He's put meatballs and quail on his menu, but chef Sean Baker gets more excited when he talks about parsnips and beets.
"I really wanted to have a place where you could go and have a vegetable-focused meal of small plates," he says of Verbena, his sophomore project.
Picture the vegetable section of his omnivorous menu as an expanded version of the vegan charcuterie plate his first restaurant, Gather, is famous for. In fact, Verbena feels like a grown-up version of Gather, moody and wood-accented: abstractly rustic with a tinge of noir.
The dining room at Verbena
Baker relishes the puzzles presented by his exclusive agreement with Lindencroft Farm--not just the specialty produce he gets but also the 100-pound loads of cabbage and the last-of-season green tomatoes.

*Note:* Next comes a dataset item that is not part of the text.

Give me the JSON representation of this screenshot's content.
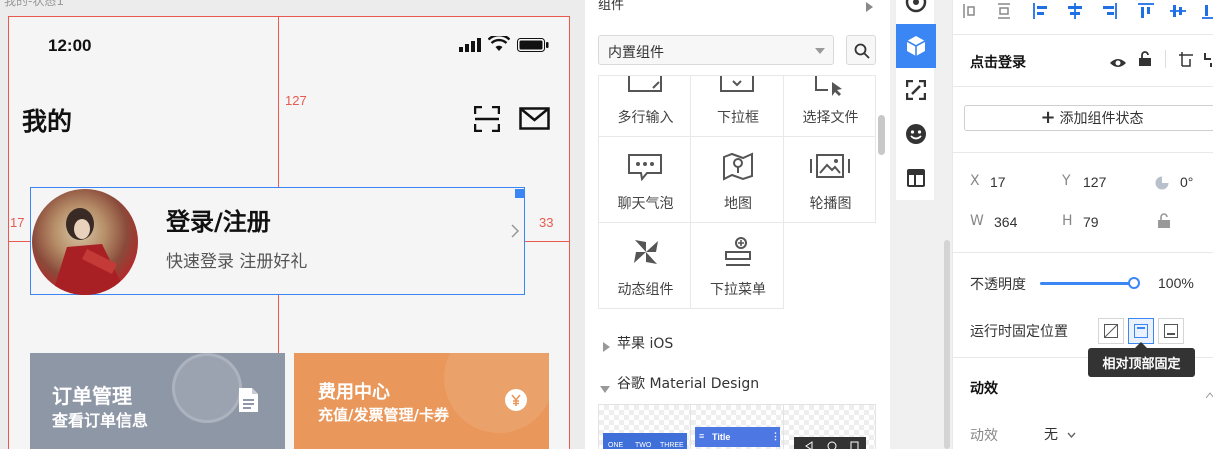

The partial answer to the latter: vinegars, preserves and a towering display of pickles over the bar. Of course, everyone is fermenting these days. Few chefs layer flavors the way Baker does.
A salad of chicories and Asian pears has the depth and resonance of a main, thanks to tang of a cultured pumpkin-seed-milk dressing ($11) and the umami boost of toasted flax, sesame and pumpkin seeds.
He arranges glazed roast carrots ($12) around a celadon-green mousse made with smoked cashews, nettles and nutritional yeast, the "vegan Parmesan."
In our favorite dish, Baker arrays seared artichoke hearts dabbed with green-tomato relish across a smear of a pulsatingly rich (and egg-free) aioli made with black garlic and rice koji ($14), both cultured in house.
You're likely to end your meal as excited about vegetables as the chef.